Kendrick Lamar graced another cover of Rolling Stone this month, where “the greatest rapper alive” opened up about his personal and professional life. During the discussion, he shared his thoughts on ghostwriting, crossing over into the pop world, and working with U2 legend Bono. The 30-year-old also reflected on the recording process for DAMN.
Early in the interview, the Compton rapper explained his stance on ghostwriting. He believes that an artist can’t claim to be the best at their craft if it’s not them writing the words:
It depends on what arena you’re putting yourself in. I called myself the best rapper. I cannot call myself the best rapper if I have a ghostwriter. If you’re saying you’re a different type of artist and you don’t really care about the art form of being the best rapper, then so be it. Make great music. But the title, it won’t be there.
A wack artist uses other people’s music for their approval. We’re talking about someone that is scared to make their own voice, chases somebody else’s success and their thing, but runs away from their own thing. That’s what keeps the game watered-down. Everybody’s not going to be able to be a Kendrick Lamar. I’m not telling you to rap like me. Be you. Simple as that. I watch a lot of good artists go down like that because you’re so focused on what numbers this guy has done, and it dampers your own creativity. Which ultimately dampers the listener, because at the end of the day, it’s not for us. It’s for the person driving to their 9-to-5 that don’t feel like they wanna go to work that morning.

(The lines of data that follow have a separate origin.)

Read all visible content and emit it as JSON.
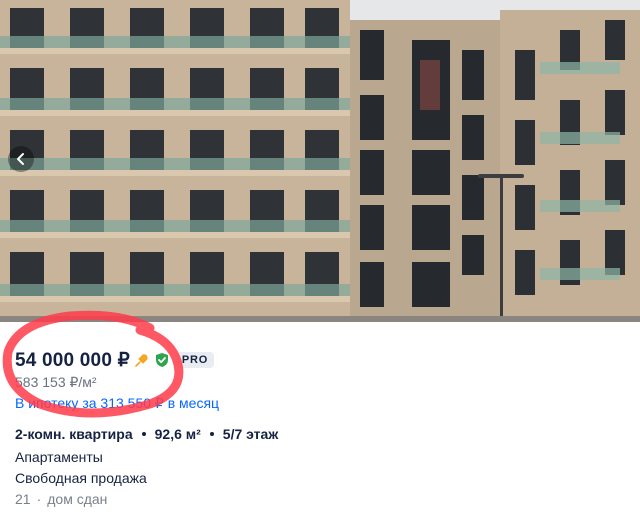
{
  "listing": {
    "price": "54 000 000 ₽",
    "price_per_meter": "583 153 ₽/м²",
    "mortgage": "В ипотеку за 313 550 ₽ в месяц",
    "pro_badge": "PRO",
    "specs": [
      "2-комн. квартира",
      "92,6 м²",
      "5/7 этаж"
    ],
    "type": "Апартаменты",
    "sale_type": "Свободная продажа",
    "status_number": "21",
    "status_separator": "·",
    "status_text": "дом сдан"
  },
  "icons": {
    "prev": "chevron-left-icon",
    "highlight": "rocket-icon",
    "verified": "shield-check-icon"
  },
  "colors": {
    "price_text": "#152242",
    "link": "#0468ff",
    "muted": "#6a7180",
    "highlight_orange": "#f5a623",
    "verified_green": "#2ea44f",
    "annotation_red": "#ff3b4a"
  }
}
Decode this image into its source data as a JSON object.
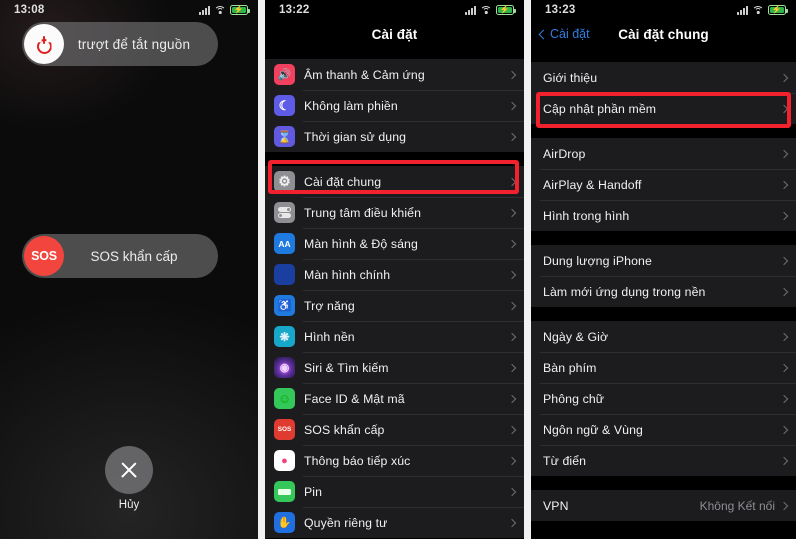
{
  "panel1": {
    "statusbar": {
      "time": "13:08",
      "signal_icon": "cellular-bars-icon",
      "wifi_icon": "wifi-icon",
      "battery_icon": "battery-charging-icon"
    },
    "power_slider": {
      "label": "trượt để tắt nguồn",
      "icon": "power-icon"
    },
    "sos_slider": {
      "knob_label": "SOS",
      "label": "SOS khẩn cấp",
      "icon": "sos-icon"
    },
    "cancel": {
      "label": "Hủy",
      "icon": "close-icon"
    }
  },
  "panel2": {
    "statusbar": {
      "time": "13:22"
    },
    "nav": {
      "title": "Cài đặt"
    },
    "rows": [
      {
        "label": "Âm thanh & Cảm ứng",
        "icon": "speaker-icon",
        "color": "#f1415f"
      },
      {
        "label": "Không làm phiền",
        "icon": "moon-icon",
        "color": "#5e5ce6"
      },
      {
        "label": "Thời gian sử dụng",
        "icon": "hourglass-icon",
        "color": "#6159e0"
      },
      {
        "label": "Cài đặt chung",
        "icon": "gear-icon",
        "color": "#8e8e93",
        "highlighted": true
      },
      {
        "label": "Trung tâm điều khiển",
        "icon": "control-center-icon",
        "color": "#8e8e93"
      },
      {
        "label": "Màn hình & Độ sáng",
        "icon": "display-brightness-icon",
        "color": "#1f7ae0"
      },
      {
        "label": "Màn hình chính",
        "icon": "home-screen-icon",
        "color": "#1b3fa0"
      },
      {
        "label": "Trợ năng",
        "icon": "accessibility-icon",
        "color": "#1f7ae0"
      },
      {
        "label": "Hình nền",
        "icon": "wallpaper-icon",
        "color": "#17a7c9"
      },
      {
        "label": "Siri & Tìm kiếm",
        "icon": "siri-icon",
        "color": "#2b2b4a"
      },
      {
        "label": "Face ID & Mật mã",
        "icon": "face-id-icon",
        "color": "#34c759"
      },
      {
        "label": "SOS khẩn cấp",
        "icon": "sos-icon",
        "color": "#e03b30"
      },
      {
        "label": "Thông báo tiếp xúc",
        "icon": "exposure-notification-icon",
        "color": "#ffffff"
      },
      {
        "label": "Pin",
        "icon": "battery-icon",
        "color": "#34c759"
      },
      {
        "label": "Quyền riêng tư",
        "icon": "privacy-hand-icon",
        "color": "#1f6fe0"
      }
    ]
  },
  "panel3": {
    "statusbar": {
      "time": "13:23"
    },
    "nav": {
      "back_label": "Cài đặt",
      "title": "Cài đặt chung",
      "back_icon": "chevron-left-icon",
      "accent": "#2f7fe0"
    },
    "group1": [
      {
        "label": "Giới thiệu"
      },
      {
        "label": "Cập nhật phần mềm",
        "highlighted": true
      }
    ],
    "group2": [
      {
        "label": "AirDrop"
      },
      {
        "label": "AirPlay & Handoff"
      },
      {
        "label": "Hình trong hình"
      }
    ],
    "group3": [
      {
        "label": "Dung lượng iPhone"
      },
      {
        "label": "Làm mới ứng dụng trong nền"
      }
    ],
    "group4": [
      {
        "label": "Ngày & Giờ"
      },
      {
        "label": "Bàn phím"
      },
      {
        "label": "Phông chữ"
      },
      {
        "label": "Ngôn ngữ & Vùng"
      },
      {
        "label": "Từ điển"
      }
    ],
    "group5": [
      {
        "label": "VPN",
        "value": "Không Kết nối"
      }
    ]
  },
  "highlight_color": "#f1222e"
}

Although DAMN. wasn’t overtly political, Lamar briefly shared his thoughts on Donald Trump and explained why he doesn’t address the president in his music:
I mean, it’s like beating a dead horse. We already know what it is. Are we gonna keep talking about it or are we gonna take action? You just get to a point where you’re tired of talking about it. It weighs you down and it drains your energy when you’re speaking about something or someone that’s completely ridiculous. So, on and off the album, I took it upon myself to take action in my own community. On the record, I made an action to not speak about what’s going on in the world or the places they put us in. Speak on self; reflection of self first. That’s where the initial change will start from.
Despite having a No. 1 record, Lamar said that switching lanes into pop territory is challenging:
It gets tricky because you can have that one big record, but you can still have that integrity at the same time. Not many can do it … wink-wink [laughs]. Still have them raps going crazy on that album and have a Number One record, wink-wink. Call it whatever you want to call it. As long as the artist remains true to the craft of hip-hop and the culture of it, it is what it is.
He also explained his decision to make DAMN. a more accessible album for all listeners:
The initial goal was to make a hybrid of my first two commercial albums. That was our total focus, how to do that sonically, lyrically, through melody – and it came out exactly how I heard it in my head. … It’s all pieces of me. My musicality has been driving me since I was four years old. It’s just pieces of me, man, and how I execute it is the ultimate challenge. Going from To Pimp a Butterfly to DAMN., that shit could have crashed and burned if it wasn’t executed right. So I had to be real careful on my subject matter and how I weave in and out of the topics, where it still organically feels like me.
Lamar revealed that his collaboration with Bono was a long time coming:
We had a [different] record we were supposed to be doing together. He sent it over, I laid some ideas to it, and we didn’t know where it was going. I just happened to have an album coming out, so I just asked him, like, ‘Yo, would you do me this honor of letting me use this record, use this idea that I want to put together because I’m hearing a certain type of 808, a certain drum to it.’ And he was open to it… Bono has so much wisdom and so much knowledge, in music and in life. Sitting on the phone with him, I could talk to him for hours. The things he’s doing around the world, of just helping people, is inspiring.
[Through laughter] No, I wasn’t aware of that, bro. That’s a great question. No! On the record, no. Which makes it even more funny now, for sure. That’s far beyond my concern. I have to stay away from that, for sure. That’s some real beef [laughs].
Everything that I say on that record is from his perspective. That’s always been my thing. Always listen to people’s history and their background. It may not be like mine, it may not be like yours. It was taking his perspective on the world and life as a people and putting it to where people can listen to it and make their own perspective from it, whether you agree or you don’t agree. That’s what I think music is for. It’s a mouthpiece.